RIDGEFIELD, Conn. -- State Rep. John Frey (R-Ridgefield), along with other House Republicans, is calling for a delay in implementing Common Core education standards and new teacher evaluation procedures.
Republicans want the implementation of Common Core and teacher evaluations delayed until after the public can fully vet the changes to the state’s education system with a public hearing, Frey said. The announcement comes on the heels of Gov. Dannel Malloy's proposal to delay the linking of educator performance ratings and student test scores. Malloy also wants to create a working group within the Performance Evaluation Advisory Council to make changes in the implementation in the Common Core State Standards.
“Unfortunately, the governor’s proposal does nothing to give the public or their representatives in the legislature full disclosure or input on these educational standards for our children. Instead the task of evaluating the implementation of Common Core is given to an outside advisory board behind closed doors, and the public and lawmakers are left out of the process again,” said Frey, who represents the 111th District in the state House, in a release.
Frey said he has met with teachers, parents and school administrators in an attempt to understand and identify their concerns and to ensure the education of Ridgefield students will not suffer but to continue to excel.
“Ridgefield has some of the highest-performing schools in the state, with some of the best teachers in the profession who have already proven their ability to produce stellar outcomes," said Frey.
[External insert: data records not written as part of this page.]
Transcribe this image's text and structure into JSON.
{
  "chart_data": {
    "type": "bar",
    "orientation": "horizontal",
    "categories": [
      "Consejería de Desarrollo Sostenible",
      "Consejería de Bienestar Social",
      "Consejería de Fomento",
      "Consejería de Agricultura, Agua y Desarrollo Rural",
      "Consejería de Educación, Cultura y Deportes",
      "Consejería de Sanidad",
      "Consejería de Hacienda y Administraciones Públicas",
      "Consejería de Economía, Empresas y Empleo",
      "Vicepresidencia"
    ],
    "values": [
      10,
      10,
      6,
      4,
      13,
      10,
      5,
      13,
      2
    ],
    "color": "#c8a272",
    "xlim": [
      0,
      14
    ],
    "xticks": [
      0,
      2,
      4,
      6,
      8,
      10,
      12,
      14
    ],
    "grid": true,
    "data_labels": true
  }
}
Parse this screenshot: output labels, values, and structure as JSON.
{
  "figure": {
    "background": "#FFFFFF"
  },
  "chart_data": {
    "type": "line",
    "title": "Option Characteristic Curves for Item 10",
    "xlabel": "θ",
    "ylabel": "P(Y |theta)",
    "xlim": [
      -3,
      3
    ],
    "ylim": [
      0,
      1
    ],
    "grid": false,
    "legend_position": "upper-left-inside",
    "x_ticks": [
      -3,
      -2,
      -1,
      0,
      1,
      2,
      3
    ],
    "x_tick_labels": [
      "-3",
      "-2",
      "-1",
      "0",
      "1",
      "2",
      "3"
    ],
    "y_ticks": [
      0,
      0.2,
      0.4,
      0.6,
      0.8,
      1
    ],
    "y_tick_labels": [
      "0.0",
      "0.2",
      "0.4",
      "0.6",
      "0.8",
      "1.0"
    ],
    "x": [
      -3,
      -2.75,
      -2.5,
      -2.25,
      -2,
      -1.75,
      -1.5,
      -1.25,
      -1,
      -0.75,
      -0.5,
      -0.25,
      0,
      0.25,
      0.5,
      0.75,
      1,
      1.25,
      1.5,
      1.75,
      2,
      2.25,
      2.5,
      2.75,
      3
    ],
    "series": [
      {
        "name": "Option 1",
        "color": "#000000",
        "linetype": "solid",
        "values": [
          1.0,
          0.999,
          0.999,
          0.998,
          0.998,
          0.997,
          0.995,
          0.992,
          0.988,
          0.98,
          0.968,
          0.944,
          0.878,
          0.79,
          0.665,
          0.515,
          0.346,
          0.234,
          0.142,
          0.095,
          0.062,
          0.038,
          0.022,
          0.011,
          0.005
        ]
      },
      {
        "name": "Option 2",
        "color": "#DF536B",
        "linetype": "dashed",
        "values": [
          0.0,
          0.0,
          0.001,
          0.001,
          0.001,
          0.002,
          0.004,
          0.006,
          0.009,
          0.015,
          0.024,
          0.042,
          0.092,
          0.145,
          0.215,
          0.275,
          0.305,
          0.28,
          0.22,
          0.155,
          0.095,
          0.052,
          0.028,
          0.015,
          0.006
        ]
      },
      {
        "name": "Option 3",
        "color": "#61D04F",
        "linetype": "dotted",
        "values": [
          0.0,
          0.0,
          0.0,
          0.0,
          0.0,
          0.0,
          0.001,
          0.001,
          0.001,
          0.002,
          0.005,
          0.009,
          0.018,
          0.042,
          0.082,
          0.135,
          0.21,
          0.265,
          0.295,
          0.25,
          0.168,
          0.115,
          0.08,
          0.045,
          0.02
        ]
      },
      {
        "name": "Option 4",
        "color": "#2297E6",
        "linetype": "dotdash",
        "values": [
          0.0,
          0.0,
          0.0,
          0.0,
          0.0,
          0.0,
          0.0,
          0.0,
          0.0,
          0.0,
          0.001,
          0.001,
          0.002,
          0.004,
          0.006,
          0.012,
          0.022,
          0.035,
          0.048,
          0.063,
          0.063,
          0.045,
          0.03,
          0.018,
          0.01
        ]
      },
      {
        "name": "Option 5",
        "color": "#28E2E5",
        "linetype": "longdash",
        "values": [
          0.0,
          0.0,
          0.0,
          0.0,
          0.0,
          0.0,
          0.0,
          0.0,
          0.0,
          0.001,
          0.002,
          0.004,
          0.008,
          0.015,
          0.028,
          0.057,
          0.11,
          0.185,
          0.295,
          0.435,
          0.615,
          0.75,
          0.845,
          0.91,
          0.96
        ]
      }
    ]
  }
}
"I have heard from countless teachers and administrators in both Ridgefield and across the state who say the burden being placed on them to comply with the new performance evaluations and Common Core Standards has taken much of the joy out of their jobs – at no benefit to the students who this overhaul is supposedly all about. We need to take a time-out on Common Core so that we may give the major stakeholders in this reform the input and accountability they deserve.”
Teachers around the state are also concerned about being evaluated based on student scores from the Smarter Balanced Assessment Consortium, he said.
“Many teachers have complained to me that all of these new administrative tasks that are coming with the education reform packages have taken a great deal of joy out of their jobs, without benefiting the students in any noticeable way,” Frey said.